Students at Tehran University demonstrated on Monday against the Iranian institution’s policy of coercing women to wear hijabs.
The headscarf - or hijab - is required in public for all women in Iran. Those who violate the rules are usually sentenced to two months in prison or less and fined around $25.
The Center for Human Rights in Iran, or CHR, said on its website that the catalyst for the protest was the university’s deployment of “female agents” on campus to enforce the “Hijab and Chastity Program.”
CHR said that the agents, also referred to as “morality police,” are volunteers who operate under the auspices of Iran’s military Islamic Revolutionary Guard Corps, and that “its members are often seen harassing and beating people at public places.”
The protesters, who included men as well as women, briefly scuffled with another group of Tehran University students who support the country’s conservative dress code.
“Forcing and compelling a certain kind of clothing on students is a flagrant affront against their privacy, a blatant violation of their human rights, and an outright injustice toward female students,” the National Council of Student Guilds said in a statement that CHR published.
“Such confrontations will only cause tension on campus and shut the doors of reason at a time when universities need to be a place of calm and coexistence among everyone with different ideologies and lifestyles,” added the statement.
The Islamic Republic News Service, or ISNA, said that a university official unsuccessfully tried to address the anti-hijab protesters.
Tehran University Vice President Majid Sarsangi said that there were no agents on campus looking to enforce the wearing of hijabs.
One student, Majid Dorri, tweeted that the agents physically assaulted the protesters, keeping them from reading a statement against forcing the wearing of the hijab.
“You had to see the frustration on the faces of those who disrupted the gathering,” tweeted Dorri, whose post was translated on the CHR website, “and hear the sound of solidarity among the students in the university which is, and has always been, louder than dictatorship.”

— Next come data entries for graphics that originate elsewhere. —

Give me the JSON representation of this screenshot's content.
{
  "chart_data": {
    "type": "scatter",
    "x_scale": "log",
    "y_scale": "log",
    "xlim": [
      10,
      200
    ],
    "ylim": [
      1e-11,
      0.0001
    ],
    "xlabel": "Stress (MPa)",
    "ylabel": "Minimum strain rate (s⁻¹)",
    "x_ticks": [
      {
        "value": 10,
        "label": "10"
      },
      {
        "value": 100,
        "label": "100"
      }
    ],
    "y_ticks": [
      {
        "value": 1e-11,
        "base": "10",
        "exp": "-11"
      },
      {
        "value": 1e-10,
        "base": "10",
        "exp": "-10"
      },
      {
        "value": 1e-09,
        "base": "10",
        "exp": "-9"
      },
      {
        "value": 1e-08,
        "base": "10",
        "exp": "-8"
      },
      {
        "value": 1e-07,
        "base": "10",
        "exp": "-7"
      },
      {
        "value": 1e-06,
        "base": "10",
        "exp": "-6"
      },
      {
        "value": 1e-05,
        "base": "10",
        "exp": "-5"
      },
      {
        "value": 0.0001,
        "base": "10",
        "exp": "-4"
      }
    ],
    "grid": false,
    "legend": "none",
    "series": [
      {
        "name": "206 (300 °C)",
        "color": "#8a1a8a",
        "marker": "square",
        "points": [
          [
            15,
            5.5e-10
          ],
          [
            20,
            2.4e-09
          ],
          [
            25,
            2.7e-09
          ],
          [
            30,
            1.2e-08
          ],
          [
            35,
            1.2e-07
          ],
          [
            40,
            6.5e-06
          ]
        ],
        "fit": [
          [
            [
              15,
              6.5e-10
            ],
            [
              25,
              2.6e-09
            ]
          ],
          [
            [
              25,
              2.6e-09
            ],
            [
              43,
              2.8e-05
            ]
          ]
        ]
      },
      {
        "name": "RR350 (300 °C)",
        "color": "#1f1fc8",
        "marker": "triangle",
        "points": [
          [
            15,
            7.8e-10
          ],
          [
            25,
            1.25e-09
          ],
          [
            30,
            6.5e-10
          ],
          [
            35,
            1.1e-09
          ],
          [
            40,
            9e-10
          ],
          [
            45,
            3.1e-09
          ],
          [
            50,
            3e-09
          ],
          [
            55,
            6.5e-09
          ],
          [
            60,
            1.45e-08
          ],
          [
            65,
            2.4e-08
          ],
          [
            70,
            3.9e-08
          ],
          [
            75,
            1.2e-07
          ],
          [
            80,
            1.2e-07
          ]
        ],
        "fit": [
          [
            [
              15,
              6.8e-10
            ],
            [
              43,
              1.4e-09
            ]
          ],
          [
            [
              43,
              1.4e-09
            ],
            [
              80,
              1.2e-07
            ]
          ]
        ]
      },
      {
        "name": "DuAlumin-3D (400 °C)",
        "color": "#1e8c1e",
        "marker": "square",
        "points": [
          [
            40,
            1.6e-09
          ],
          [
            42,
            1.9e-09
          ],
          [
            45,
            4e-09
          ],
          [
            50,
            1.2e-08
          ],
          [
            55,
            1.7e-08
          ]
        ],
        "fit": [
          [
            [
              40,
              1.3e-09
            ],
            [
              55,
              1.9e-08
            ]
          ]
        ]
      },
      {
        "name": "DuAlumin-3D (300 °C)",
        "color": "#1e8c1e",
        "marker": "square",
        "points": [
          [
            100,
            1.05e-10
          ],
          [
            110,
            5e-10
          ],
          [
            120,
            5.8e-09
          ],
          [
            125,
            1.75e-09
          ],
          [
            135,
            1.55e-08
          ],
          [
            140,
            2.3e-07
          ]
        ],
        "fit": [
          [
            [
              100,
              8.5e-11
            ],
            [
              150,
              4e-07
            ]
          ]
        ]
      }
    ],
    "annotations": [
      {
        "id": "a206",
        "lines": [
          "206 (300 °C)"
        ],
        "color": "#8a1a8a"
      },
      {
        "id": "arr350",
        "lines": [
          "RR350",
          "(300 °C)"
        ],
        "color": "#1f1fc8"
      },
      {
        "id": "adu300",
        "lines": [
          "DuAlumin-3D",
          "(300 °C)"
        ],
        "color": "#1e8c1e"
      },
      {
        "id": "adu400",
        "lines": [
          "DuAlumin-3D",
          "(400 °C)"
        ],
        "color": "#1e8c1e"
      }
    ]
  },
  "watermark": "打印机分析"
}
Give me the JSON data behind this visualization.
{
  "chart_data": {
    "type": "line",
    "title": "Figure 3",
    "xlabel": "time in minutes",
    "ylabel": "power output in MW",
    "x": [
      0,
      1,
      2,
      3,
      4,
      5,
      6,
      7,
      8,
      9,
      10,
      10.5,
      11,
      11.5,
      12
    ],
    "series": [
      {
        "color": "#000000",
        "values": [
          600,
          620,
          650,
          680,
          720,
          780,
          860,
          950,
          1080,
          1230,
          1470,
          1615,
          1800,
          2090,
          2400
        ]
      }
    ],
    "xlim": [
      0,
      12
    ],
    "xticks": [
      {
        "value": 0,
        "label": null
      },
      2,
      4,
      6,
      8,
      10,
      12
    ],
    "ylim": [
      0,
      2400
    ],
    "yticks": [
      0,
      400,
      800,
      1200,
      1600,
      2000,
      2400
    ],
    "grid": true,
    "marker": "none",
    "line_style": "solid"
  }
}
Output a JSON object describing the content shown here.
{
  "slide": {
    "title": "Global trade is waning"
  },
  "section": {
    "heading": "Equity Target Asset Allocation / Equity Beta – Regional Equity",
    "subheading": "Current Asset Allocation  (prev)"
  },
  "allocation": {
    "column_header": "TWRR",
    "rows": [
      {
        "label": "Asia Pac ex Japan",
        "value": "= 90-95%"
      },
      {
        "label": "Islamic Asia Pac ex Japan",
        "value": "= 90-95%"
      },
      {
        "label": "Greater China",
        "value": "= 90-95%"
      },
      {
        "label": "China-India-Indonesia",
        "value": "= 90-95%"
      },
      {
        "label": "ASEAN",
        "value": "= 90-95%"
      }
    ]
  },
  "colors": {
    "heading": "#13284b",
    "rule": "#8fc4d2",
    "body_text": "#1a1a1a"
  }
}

Human Rights Watch says that Iranian authorities have prosecuted at least half a dozen activists who engaged in peaceful opposition to mandatory hijab laws.
One activist, Vida Mohavedi, was sentenced to a year in prison for removing her hijab in protest, HRW noted.
HRW, like many other organizations that opposed mandatory hijab laws, said that it is not opposed to the head covering, but to laws that force people to dress a certain way.
"Human Rights Watch has opposed France’s blanket ban on full-face veils, as well as the ban on Islamic headscarves and other visible religious symbols in state schools, as a violation of human rights," the organization's website says.
“It is time for Iranian authorities to recognize that women in Iran and elsewhere are free to dress as they please,” said Lama Fakih, deputy Middle East director at Human Rights Watch. “This includes deciding whether to wear a headscarf or not, no matter what those in power think.”
The Associated Press contributed to this report.